Neak Pean (Cambodge), représentation du Mont Sacré et de l'Océan primordial (photographie H.Pornon)
La géographie sacrée terrestre fait donc référence à une géographie sacrée mythique (céleste). Comme le signale par exemple Hedwige MULTZER ("Les temples du Cambodge : Architecture et Espace sacré"), « Le temple khmer se présente comme la réinterprétation originale du modèle architectural indien, dont la fonction première est d'offrir aux dieux une demeure sur terre, réplique de celle qu'ils occupent dans les cieux. Cette dernière prend place au sommet d'une montagne mythique, le Mont Meru, considéré comme l'axe du monde. Le sanctuaire, qui abrite l'image du dieu principal dans le temple central, réceptacle de sa présence, est censé reproduire à l'échelle humaine cette vision cosmique du monde. » Et il s’agit d’une véritable géographie mythique, car comme le précise le même auteur : « Le temple central symbolise le Mont sacré, les enceintes représentent les chaînes de montagne et la douve, l'Océan primordial ». Elle évoque également le fait que « Le symbolisme de la montagne sacrée n'est pas seul représenté par la composition architecturale des sanctuaires, même s'il est prédominant dans la composition. Certains monuments matérialisent d'autres aspects de l'interprétation cosmologique de l'Univers. Neak Pean (un temple de la région d'Angkor Vat) […] représente un lac sacré de la mythologie bouddhique situé dans la région himalayenne ».
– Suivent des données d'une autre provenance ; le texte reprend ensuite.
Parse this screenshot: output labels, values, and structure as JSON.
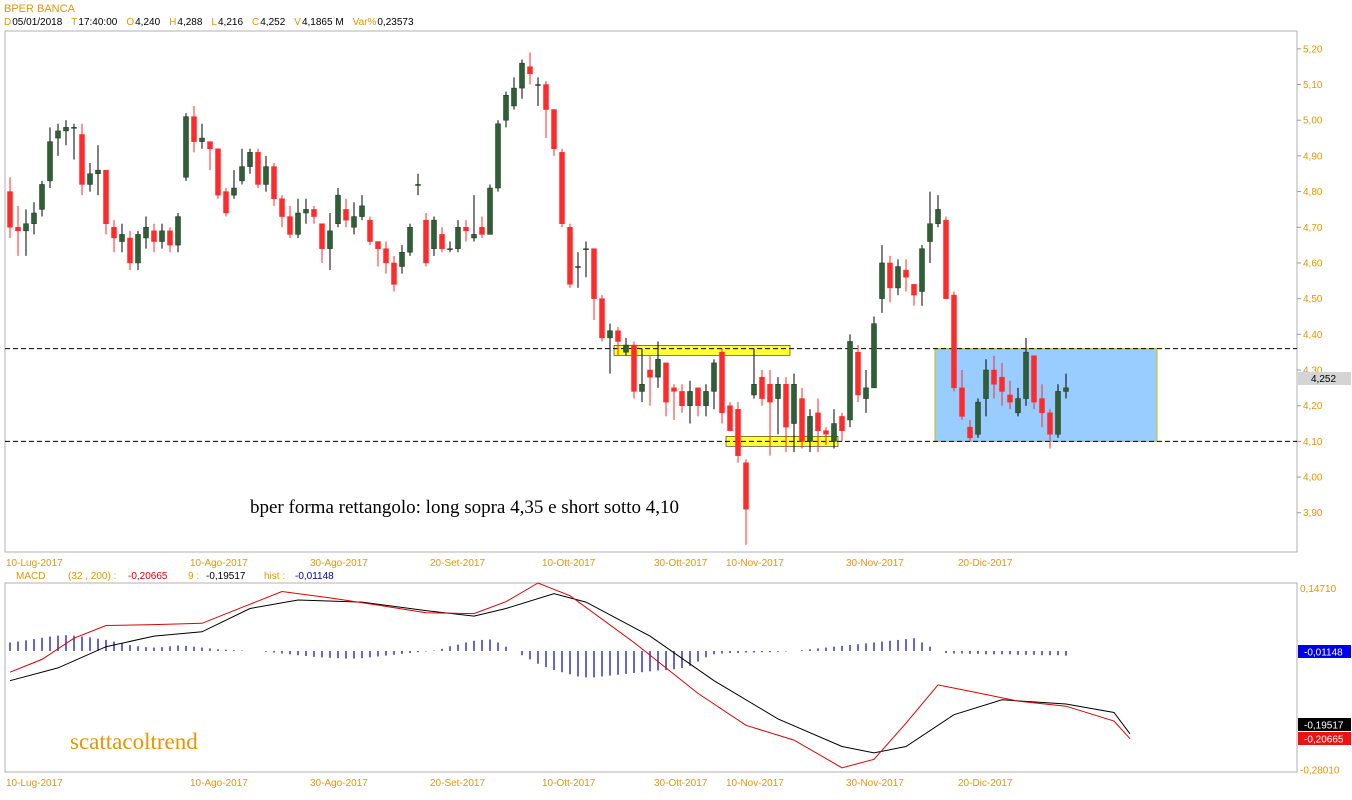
{
  "header": {
    "symbol": "BPER BANCA",
    "labels": [
      "D",
      "T",
      "O",
      "H",
      "L",
      "C",
      "V",
      "Var%"
    ],
    "values": [
      "05/01/2018",
      "17:40:00",
      "4,240",
      "4,288",
      "4,216",
      "4,252",
      "4,1865 M",
      "0,23573"
    ]
  },
  "colors": {
    "up": "#2f5e37",
    "down": "#ff2a2a",
    "label_orange": "#e69500",
    "highlight": "#ffff33",
    "rectangle_fill": "#99ccff",
    "macd_line": "#000000",
    "signal_line": "#e00000",
    "hist": "#0000aa"
  },
  "annotations": {
    "main_text": "bper forma rettangolo: long sopra 4,35 e short sotto 4,10",
    "watermark": "scattacoltrend"
  },
  "chart_data": [
    {
      "type": "candlestick",
      "ylim": [
        3.79,
        5.25
      ],
      "yticks": [
        "5,20",
        "5,10",
        "5,00",
        "4,90",
        "4,80",
        "4,70",
        "4,60",
        "4,50",
        "4,40",
        "4,30",
        "4,20",
        "4,10",
        "4,00",
        "3,90"
      ],
      "ytick_values": [
        5.2,
        5.1,
        5.0,
        4.9,
        4.8,
        4.7,
        4.6,
        4.5,
        4.4,
        4.3,
        4.2,
        4.1,
        4.0,
        3.9
      ],
      "xlabels": [
        {
          "label": "10-Lug-2017",
          "index": 0
        },
        {
          "label": "10-Ago-2017",
          "index": 23
        },
        {
          "label": "30-Ago-2017",
          "index": 38
        },
        {
          "label": "20-Set-2017",
          "index": 53
        },
        {
          "label": "10-Ott-2017",
          "index": 67
        },
        {
          "label": "30-Ott-2017",
          "index": 81
        },
        {
          "label": "10-Nov-2017",
          "index": 90
        },
        {
          "label": "30-Nov-2017",
          "index": 105
        },
        {
          "label": "20-Dic-2017",
          "index": 119
        }
      ],
      "last_price_label": "4,252",
      "last_price": 4.252,
      "levels": [
        4.36,
        4.1
      ],
      "zones": [
        {
          "from": 76,
          "to": 97,
          "y": 4.355
        },
        {
          "from": 90,
          "to": 103,
          "y": 4.1
        }
      ],
      "rectangle": {
        "from": 116,
        "to": 143,
        "top": 4.36,
        "bottom": 4.1
      },
      "candles": [
        [
          4.8,
          4.7,
          4.84,
          4.67
        ],
        [
          4.7,
          4.69,
          4.76,
          4.62
        ],
        [
          4.69,
          4.71,
          4.75,
          4.62
        ],
        [
          4.71,
          4.74,
          4.77,
          4.68
        ],
        [
          4.75,
          4.82,
          4.83,
          4.73
        ],
        [
          4.83,
          4.94,
          4.98,
          4.81
        ],
        [
          4.95,
          4.97,
          4.99,
          4.9
        ],
        [
          4.97,
          4.98,
          5.0,
          4.93
        ],
        [
          4.98,
          4.98,
          4.99,
          4.89
        ],
        [
          4.96,
          4.82,
          4.99,
          4.79
        ],
        [
          4.82,
          4.85,
          4.88,
          4.8
        ],
        [
          4.85,
          4.86,
          4.93,
          4.79
        ],
        [
          4.86,
          4.71,
          4.86,
          4.68
        ],
        [
          4.7,
          4.67,
          4.72,
          4.63
        ],
        [
          4.66,
          4.68,
          4.71,
          4.63
        ],
        [
          4.67,
          4.6,
          4.69,
          4.58
        ],
        [
          4.6,
          4.68,
          4.69,
          4.58
        ],
        [
          4.67,
          4.7,
          4.73,
          4.64
        ],
        [
          4.69,
          4.66,
          4.71,
          4.63
        ],
        [
          4.66,
          4.69,
          4.71,
          4.64
        ],
        [
          4.69,
          4.65,
          4.7,
          4.63
        ],
        [
          4.65,
          4.73,
          4.74,
          4.63
        ],
        [
          4.84,
          5.01,
          5.02,
          4.83
        ],
        [
          5.01,
          4.94,
          5.04,
          4.91
        ],
        [
          4.94,
          4.95,
          4.99,
          4.92
        ],
        [
          4.94,
          4.92,
          4.94,
          4.86
        ],
        [
          4.92,
          4.79,
          4.92,
          4.78
        ],
        [
          4.8,
          4.74,
          4.81,
          4.73
        ],
        [
          4.79,
          4.81,
          4.86,
          4.78
        ],
        [
          4.83,
          4.87,
          4.92,
          4.82
        ],
        [
          4.87,
          4.91,
          4.92,
          4.85
        ],
        [
          4.91,
          4.82,
          4.92,
          4.81
        ],
        [
          4.82,
          4.87,
          4.9,
          4.8
        ],
        [
          4.87,
          4.78,
          4.88,
          4.76
        ],
        [
          4.78,
          4.73,
          4.79,
          4.7
        ],
        [
          4.73,
          4.68,
          4.76,
          4.67
        ],
        [
          4.68,
          4.74,
          4.78,
          4.67
        ],
        [
          4.74,
          4.75,
          4.78,
          4.71
        ],
        [
          4.75,
          4.73,
          4.76,
          4.71
        ],
        [
          4.71,
          4.64,
          4.71,
          4.6
        ],
        [
          4.64,
          4.69,
          4.74,
          4.58
        ],
        [
          4.71,
          4.79,
          4.81,
          4.7
        ],
        [
          4.75,
          4.72,
          4.78,
          4.7
        ],
        [
          4.7,
          4.73,
          4.77,
          4.68
        ],
        [
          4.73,
          4.76,
          4.79,
          4.72
        ],
        [
          4.72,
          4.66,
          4.73,
          4.65
        ],
        [
          4.66,
          4.64,
          4.66,
          4.59
        ],
        [
          4.64,
          4.6,
          4.66,
          4.57
        ],
        [
          4.6,
          4.54,
          4.62,
          4.52
        ],
        [
          4.59,
          4.63,
          4.65,
          4.57
        ],
        [
          4.63,
          4.7,
          4.71,
          4.62
        ],
        [
          4.82,
          4.82,
          4.85,
          4.79
        ],
        [
          4.72,
          4.6,
          4.74,
          4.59
        ],
        [
          4.64,
          4.72,
          4.73,
          4.62
        ],
        [
          4.68,
          4.64,
          4.7,
          4.63
        ],
        [
          4.64,
          4.64,
          4.66,
          4.63
        ],
        [
          4.64,
          4.7,
          4.72,
          4.63
        ],
        [
          4.7,
          4.69,
          4.72,
          4.66
        ],
        [
          4.67,
          4.68,
          4.79,
          4.66
        ],
        [
          4.7,
          4.68,
          4.73,
          4.67
        ],
        [
          4.68,
          4.81,
          4.82,
          4.68
        ],
        [
          4.81,
          4.99,
          5.0,
          4.8
        ],
        [
          5.0,
          5.07,
          5.08,
          4.98
        ],
        [
          5.04,
          5.09,
          5.12,
          5.03
        ],
        [
          5.09,
          5.16,
          5.17,
          5.06
        ],
        [
          5.15,
          5.13,
          5.19,
          5.1
        ],
        [
          5.1,
          5.1,
          5.12,
          5.04
        ],
        [
          5.1,
          5.03,
          5.11,
          4.95
        ],
        [
          5.03,
          4.92,
          5.03,
          4.9
        ],
        [
          4.91,
          4.71,
          4.92,
          4.7
        ],
        [
          4.7,
          4.54,
          4.71,
          4.53
        ],
        [
          4.59,
          4.59,
          4.63,
          4.53
        ],
        [
          4.64,
          4.64,
          4.66,
          4.56
        ],
        [
          4.64,
          4.5,
          4.64,
          4.44
        ],
        [
          4.5,
          4.39,
          4.51,
          4.38
        ],
        [
          4.39,
          4.41,
          4.43,
          4.29
        ],
        [
          4.41,
          4.38,
          4.42,
          4.34
        ],
        [
          4.35,
          4.37,
          4.39,
          4.34
        ],
        [
          4.37,
          4.24,
          4.38,
          4.22
        ],
        [
          4.24,
          4.26,
          4.36,
          4.21
        ],
        [
          4.3,
          4.28,
          4.34,
          4.2
        ],
        [
          4.28,
          4.33,
          4.38,
          4.25
        ],
        [
          4.32,
          4.21,
          4.32,
          4.17
        ],
        [
          4.25,
          4.24,
          4.26,
          4.16
        ],
        [
          4.24,
          4.2,
          4.26,
          4.18
        ],
        [
          4.2,
          4.24,
          4.27,
          4.15
        ],
        [
          4.25,
          4.2,
          4.25,
          4.17
        ],
        [
          4.2,
          4.24,
          4.26,
          4.17
        ],
        [
          4.24,
          4.32,
          4.33,
          4.19
        ],
        [
          4.35,
          4.18,
          4.36,
          4.15
        ],
        [
          4.2,
          4.13,
          4.21,
          4.13
        ],
        [
          4.19,
          4.06,
          4.21,
          4.04
        ],
        [
          4.04,
          3.91,
          4.05,
          3.81
        ],
        [
          4.23,
          4.26,
          4.36,
          4.22
        ],
        [
          4.28,
          4.22,
          4.3,
          4.2
        ],
        [
          4.26,
          4.21,
          4.3,
          4.06
        ],
        [
          4.22,
          4.26,
          4.28,
          4.12
        ],
        [
          4.26,
          4.14,
          4.28,
          4.07
        ],
        [
          4.15,
          4.26,
          4.29,
          4.07
        ],
        [
          4.22,
          4.1,
          4.25,
          4.08
        ],
        [
          4.1,
          4.17,
          4.19,
          4.07
        ],
        [
          4.18,
          4.13,
          4.22,
          4.07
        ],
        [
          4.13,
          4.12,
          4.14,
          4.09
        ],
        [
          4.1,
          4.15,
          4.19,
          4.08
        ],
        [
          4.17,
          4.13,
          4.18,
          4.1
        ],
        [
          4.16,
          4.38,
          4.4,
          4.14
        ],
        [
          4.35,
          4.23,
          4.37,
          4.21
        ],
        [
          4.22,
          4.25,
          4.3,
          4.18
        ],
        [
          4.25,
          4.43,
          4.45,
          4.25
        ],
        [
          4.5,
          4.6,
          4.65,
          4.46
        ],
        [
          4.6,
          4.53,
          4.62,
          4.49
        ],
        [
          4.53,
          4.59,
          4.61,
          4.51
        ],
        [
          4.58,
          4.56,
          4.61,
          4.52
        ],
        [
          4.54,
          4.51,
          4.54,
          4.48
        ],
        [
          4.52,
          4.64,
          4.65,
          4.48
        ],
        [
          4.66,
          4.71,
          4.8,
          4.6
        ],
        [
          4.71,
          4.75,
          4.79,
          4.7
        ],
        [
          4.72,
          4.5,
          4.73,
          4.5
        ],
        [
          4.51,
          4.25,
          4.52,
          4.24
        ],
        [
          4.25,
          4.17,
          4.3,
          4.16
        ],
        [
          4.14,
          4.11,
          4.16,
          4.1
        ],
        [
          4.12,
          4.21,
          4.22,
          4.11
        ],
        [
          4.22,
          4.3,
          4.33,
          4.17
        ],
        [
          4.3,
          4.26,
          4.34,
          4.22
        ],
        [
          4.28,
          4.24,
          4.32,
          4.2
        ],
        [
          4.23,
          4.21,
          4.27,
          4.19
        ],
        [
          4.18,
          4.22,
          4.25,
          4.17
        ],
        [
          4.22,
          4.35,
          4.39,
          4.2
        ],
        [
          4.34,
          4.21,
          4.34,
          4.19
        ],
        [
          4.22,
          4.18,
          4.26,
          4.14
        ],
        [
          4.18,
          4.12,
          4.19,
          4.08
        ],
        [
          4.12,
          4.24,
          4.26,
          4.11
        ],
        [
          4.24,
          4.25,
          4.29,
          4.22
        ]
      ]
    },
    {
      "type": "macd",
      "legend": {
        "name": "MACD",
        "params": "(32 , 200) :",
        "macd": "-0,20665",
        "signal_period": "9 :",
        "signal": "-0,19517",
        "hist_label": "hist :",
        "hist": "-0,01148"
      },
      "ylim": [
        -0.285,
        0.16
      ],
      "yticks": [
        "0,14710",
        "-0,28010"
      ],
      "ytick_values": [
        0.1471,
        -0.2801
      ],
      "value_labels": [
        {
          "text": "-0,01148",
          "value": -0.01148,
          "color": "#0000cc"
        },
        {
          "text": "-0,19517",
          "value": -0.19517,
          "color": "#000000"
        },
        {
          "text": "-0,20665",
          "value": -0.20665,
          "color": "#ff2020"
        }
      ],
      "xlabels": [
        {
          "label": "10-Lug-2017",
          "index": 0
        },
        {
          "label": "10-Ago-2017",
          "index": 23
        },
        {
          "label": "30-Ago-2017",
          "index": 38
        },
        {
          "label": "20-Set-2017",
          "index": 53
        },
        {
          "label": "10-Ott-2017",
          "index": 67
        },
        {
          "label": "30-Ott-2017",
          "index": 81
        },
        {
          "label": "10-Nov-2017",
          "index": 90
        },
        {
          "label": "30-Nov-2017",
          "index": 105
        },
        {
          "label": "20-Dic-2017",
          "index": 119
        }
      ],
      "signal_line_pts": [
        [
          0,
          -0.07
        ],
        [
          6,
          -0.04
        ],
        [
          12,
          0.01
        ],
        [
          18,
          0.035
        ],
        [
          24,
          0.045
        ],
        [
          30,
          0.1
        ],
        [
          36,
          0.12
        ],
        [
          44,
          0.115
        ],
        [
          52,
          0.095
        ],
        [
          58,
          0.082
        ],
        [
          62,
          0.1
        ],
        [
          68,
          0.135
        ],
        [
          72,
          0.115
        ],
        [
          80,
          0.035
        ],
        [
          88,
          -0.07
        ],
        [
          96,
          -0.16
        ],
        [
          104,
          -0.225
        ],
        [
          108,
          -0.24
        ],
        [
          112,
          -0.225
        ],
        [
          118,
          -0.15
        ],
        [
          124,
          -0.115
        ],
        [
          132,
          -0.125
        ],
        [
          138,
          -0.145
        ],
        [
          140,
          -0.19517
        ]
      ],
      "macd_line_pts": [
        [
          0,
          -0.05
        ],
        [
          4,
          -0.02
        ],
        [
          8,
          0.03
        ],
        [
          12,
          0.06
        ],
        [
          18,
          0.062
        ],
        [
          24,
          0.065
        ],
        [
          30,
          0.11
        ],
        [
          34,
          0.14
        ],
        [
          40,
          0.125
        ],
        [
          46,
          0.108
        ],
        [
          52,
          0.09
        ],
        [
          58,
          0.088
        ],
        [
          62,
          0.116
        ],
        [
          66,
          0.16
        ],
        [
          70,
          0.13
        ],
        [
          78,
          0.02
        ],
        [
          86,
          -0.1
        ],
        [
          92,
          -0.175
        ],
        [
          98,
          -0.21
        ],
        [
          104,
          -0.275
        ],
        [
          108,
          -0.255
        ],
        [
          112,
          -0.17
        ],
        [
          116,
          -0.08
        ],
        [
          120,
          -0.095
        ],
        [
          126,
          -0.118
        ],
        [
          132,
          -0.13
        ],
        [
          138,
          -0.165
        ],
        [
          140,
          -0.20665
        ]
      ],
      "hist_values": [
        0.02,
        0.022,
        0.025,
        0.028,
        0.031,
        0.034,
        0.036,
        0.037,
        0.036,
        0.034,
        0.032,
        0.029,
        0.026,
        0.022,
        0.018,
        0.014,
        0.011,
        0.009,
        0.008,
        0.009,
        0.011,
        0.013,
        0.012,
        0.01,
        0.008,
        0.006,
        0.004,
        0.003,
        0.002,
        0.001,
        0.0,
        0.0,
        -0.002,
        -0.004,
        -0.006,
        -0.008,
        -0.01,
        -0.012,
        -0.014,
        -0.015,
        -0.016,
        -0.017,
        -0.018,
        -0.018,
        -0.017,
        -0.015,
        -0.013,
        -0.011,
        -0.009,
        -0.007,
        -0.005,
        -0.003,
        -0.001,
        0.001,
        0.005,
        0.011,
        0.015,
        0.02,
        0.024,
        0.026,
        0.027,
        0.02,
        0.01,
        0.0,
        -0.01,
        -0.02,
        -0.03,
        -0.038,
        -0.045,
        -0.05,
        -0.055,
        -0.06,
        -0.062,
        -0.062,
        -0.06,
        -0.058,
        -0.056,
        -0.054,
        -0.052,
        -0.05,
        -0.048,
        -0.046,
        -0.045,
        -0.043,
        -0.04,
        -0.035,
        -0.025,
        -0.015,
        -0.008,
        -0.006,
        -0.005,
        -0.005,
        -0.004,
        -0.004,
        -0.003,
        -0.003,
        -0.002,
        -0.001,
        0.0,
        0.002,
        0.004,
        0.006,
        0.008,
        0.01,
        0.012,
        0.014,
        0.016,
        0.018,
        0.02,
        0.022,
        0.024,
        0.026,
        0.028,
        0.03,
        0.02,
        0.01,
        0.0,
        -0.005,
        -0.006,
        -0.006,
        -0.007,
        -0.007,
        -0.008,
        -0.008,
        -0.008,
        -0.008,
        -0.009,
        -0.009,
        -0.009,
        -0.01,
        -0.01,
        -0.01,
        -0.011
      ]
    }
  ]
}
L’une et l’autre sont donc indissociables, car la géographie sacrée terrestre reproduit sur terre la géographie sacrée mythique et céleste. On peut même identifier deux façons de sacraliser un lieu terrestre. La première, qui va du terrestre au céleste, consiste à sacraliser un site (naturel ou aménagé par l’homme) de façon à le dédier à la divinité. C’est plutôt la démarche de la religion chrétienne et de l’Islam. La seconde, qui va du céleste au terrestre, consiste à reproduire sur terre les symboles de la géographie mythique (céleste) de façon à permettre la descente sur terre de la divinité. C’est plutôt la démarche des religions bouddhiste et hindouiste, ainsi que le remarque Paul MUS dans son monumental ouvrage "Barabudur". « Une concentration du dharma au centre du royaume, image du monde, et le passage du royaume, équivalent mystique du monde, sous le dharma, c'est ainsi que nous apparaît l'adaptation bouddhique d'un symbolisme du territoire royal attesté, en Asie, dans de vastes domaines ».
Il convient d'ajouter à ces deux dimensions de la géographie sacrée, dans lesquelles l'homme aménage un espace pour le sacraliser, celle dans laquelle il reconnaît par des signes ou symboles, le caractère sacré d'un lieu ou d'un ensemble de lieux : il peut par exemple s'agir d'un lieu géographiquement singulier (on pense ici à quelques collines ou montagnes ayant une configuration particulière, ou encore d'un ensemble de lieux dont l'association forme également une configuration particulière (constellations de temples par exemples).